"Most people in this country hurry too much. I know, because I have been one of them. For much of my adult life, I've broken dozens of glasses and plates each year while whipping them into and out of the dishwasher, thinking all the while 'Get it done, get it done.'"
So begins this collection of reader-favorite columns, with its varied chapter headings ("Latin For the Not Yet Dead," "Bum Bum!" and "When Will Dad Become a Woman?") all centered around the theme of slowing down in a world where we "drive" so fast we hardly know what - or in the story which gives the book it title - who, we are driving over.
For more than two decades, Terry Marotta has been writing a weekly column that now appears in papers all over the country.
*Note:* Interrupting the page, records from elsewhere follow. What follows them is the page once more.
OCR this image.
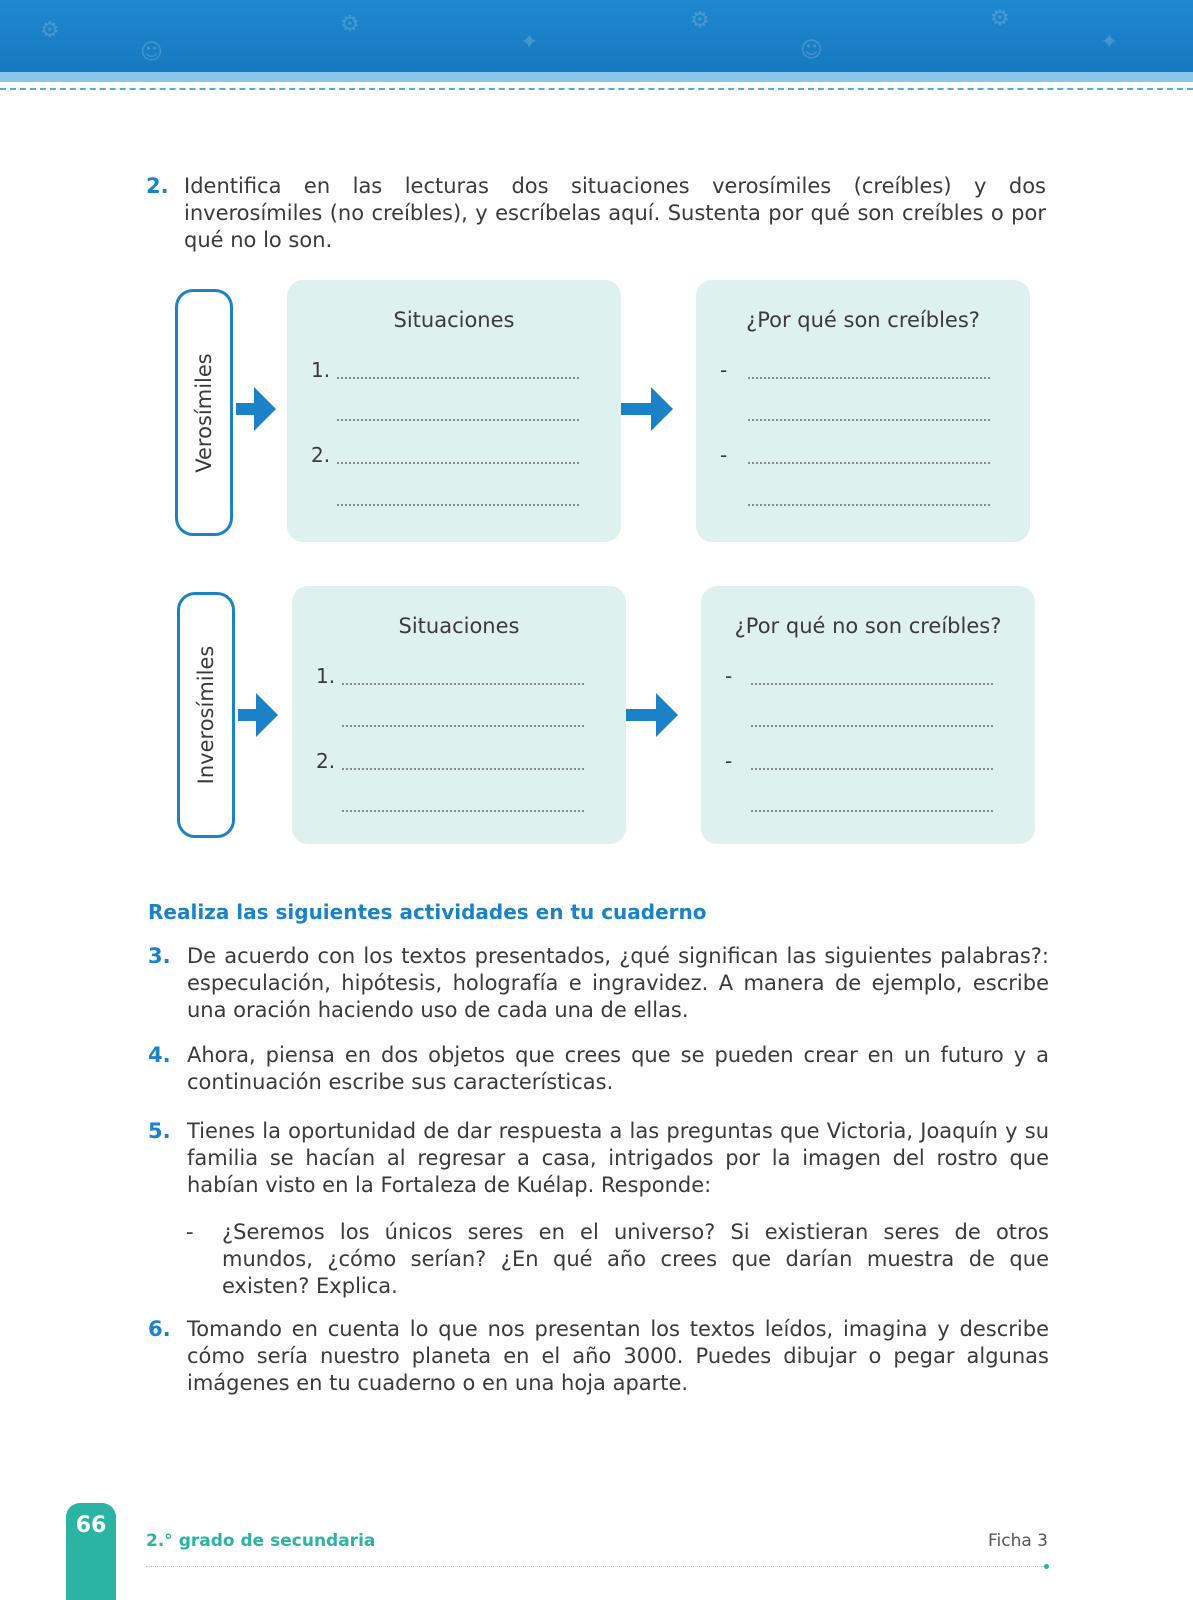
⚙
☺
⚙
✦
⚙
☺
⚙
✦
2. Identifica en las lecturas dos situaciones verosímiles (creíbles) y dos inverosímiles (no creíbles), y escríbelas aquí. Sustenta por qué son creíbles o por qué no lo son.
Verosímiles
Situaciones
1.
2.
¿Por qué son creíbles?
-
-
Inverosímiles
Situaciones
1.
2.
¿Por qué no son creíbles?
-
-
Realiza las siguientes actividades en tu cuaderno
3. De acuerdo con los textos presentados, ¿qué significan las siguientes palabras?: especulación, hipótesis, holografía e ingravidez. A manera de ejemplo, escribe una oración haciendo uso de cada una de ellas.
4. Ahora, piensa en dos objetos que crees que se pueden crear en un futuro y a continuación escribe sus características.
5. Tienes la oportunidad de dar respuesta a las preguntas que Victoria, Joaquín y su familia se hacían al regresar a casa, intrigados por la imagen del rostro que habían visto en la Fortaleza de Kuélap. Responde:
- ¿Seremos los únicos seres en el universo? Si existieran seres de otros mundos, ¿cómo serían? ¿En qué año crees que darían muestra de que existen? Explica.
6. Tomando en cuenta lo que nos presentan los textos leídos, imagina y describe cómo sería nuestro planeta en el año 3000. Puedes dibujar o pegar algunas imágenes en tu cuaderno o en una hoja aparte.
66
2.° grado de secundaria	Ficha 3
Born in Boston, raised in Lowell 20 miles to the north, she graduated from Smith College, then taught high school in the city of Somerville, Massachusetts, where she says she was permanently changed by contact with the frank and intelligent questions of the adolescents she met there.
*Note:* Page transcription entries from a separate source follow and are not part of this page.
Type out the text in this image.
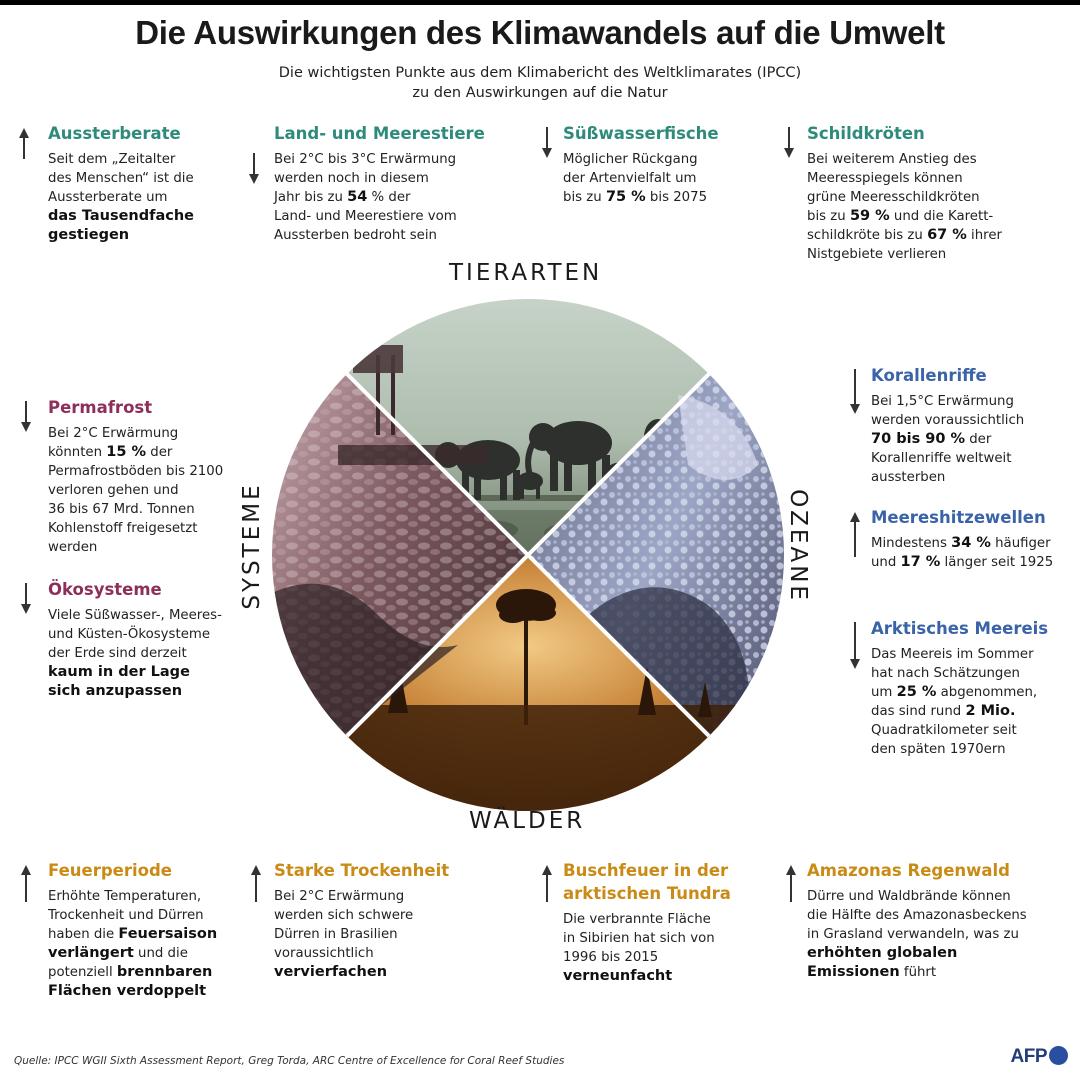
Die Auswirkungen des Klimawandels auf die Umwelt
Die wichtigsten Punkte aus dem Klimabericht des Weltklimarates (IPCC)
zu den Auswirkungen auf die Natur
TIERARTEN
WÄLDER
OZEANE
SYSTEME
Aussterberate
Seit dem „Zeitalter
des Menschen“ ist die
Aussterberate um
das Tausendfache
gestiegen
Land- und Meerestiere
Bei 2°C bis 3°C Erwärmung
werden noch in diesem
Jahr bis zu 54 % der
Land- und Meerestiere vom
Aussterben bedroht sein
Süßwasserfische
Möglicher Rückgang
der Artenvielfalt um
bis zu 75 % bis 2075
Schildkröten
Bei weiterem Anstieg des
Meeresspiegels können
grüne Meeresschildkröten
bis zu 59 % und die Karett-
schildkröte bis zu 67 % ihrer
Nistgebiete verlieren
Permafrost
Bei 2°C Erwärmung
könnten 15 % der
Permafrostböden bis 2100
verloren gehen und
36 bis 67 Mrd. Tonnen
Kohlenstoff freigesetzt
werden
Ökosysteme
Viele Süßwasser-, Meeres-
und Küsten-Ökosysteme
der Erde sind derzeit
kaum in der Lage
sich anzupassen
Korallenriffe
Bei 1,5°C Erwärmung
werden voraussichtlich
70 bis 90 % der
Korallenriffe weltweit
aussterben
Meereshitzewellen
Mindestens 34 % häufiger
und 17 % länger seit 1925
Arktisches Meereis
Das Meereis im Sommer
hat nach Schätzungen
um 25 % abgenommen,
das sind rund 2 Mio.
Quadratkilometer seit
den späten 1970ern
Feuerperiode
Erhöhte Temperaturen,
Trockenheit und Dürren
haben die Feuersaison
verlängert und die
potenziell brennbaren
Flächen verdoppelt
Starke Trockenheit
Bei 2°C Erwärmung
werden sich schwere
Dürren in Brasilien
voraussichtlich
vervierfachen
Buschfeuer in der
arktischen Tundra
Die verbrannte Fläche
in Sibirien hat sich von
1996 bis 2015
verneunfacht
Amazonas Regenwald
Dürre und Waldbrände können
die Hälfte des Amazonasbeckens
in Grasland verwandeln, was zu
erhöhten globalen
Emissionen führt
Quelle: IPCC WGII Sixth Assessment Report, Greg Torda, ARC Centre of Excellence for Coral Reef Studies	AFP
After having some babies and putting in thousands of hours laundering and folding teensy jumpsuits, it came to her that what she'd REALLY always wanted to do was write a newspaper column. This idea came to her when the babies were napping, as she leafed through her high school yearbook and saw what her sweet, brooch-wearing English teacher had once penned there. "I hope you do write that column," the lady had said; so Terry sat down and wrote one then and there and has been doing the same thing every week ever since, come fire or funeral or the onset of labor. Back in NASA's glory days, she got clear to the finals in the competition designed to send a journalist up in the Shuttle, and though that initiative sleeps yet in bureaucratic mothballs, she still considers herself to be in training for the job.
Besides producing the column and writing books, Marotta has also done pieces for Chicken Soup for the Mother's Soul, Woman's Day, and Parents. She also does commentaries for Public Radio and today lives just eight miles north of Boston with her family in a house that looks like a big old ship run aground that is slowly, peacefully covering itself over in a Sleeping-Beauty's-castle tangle of ivy.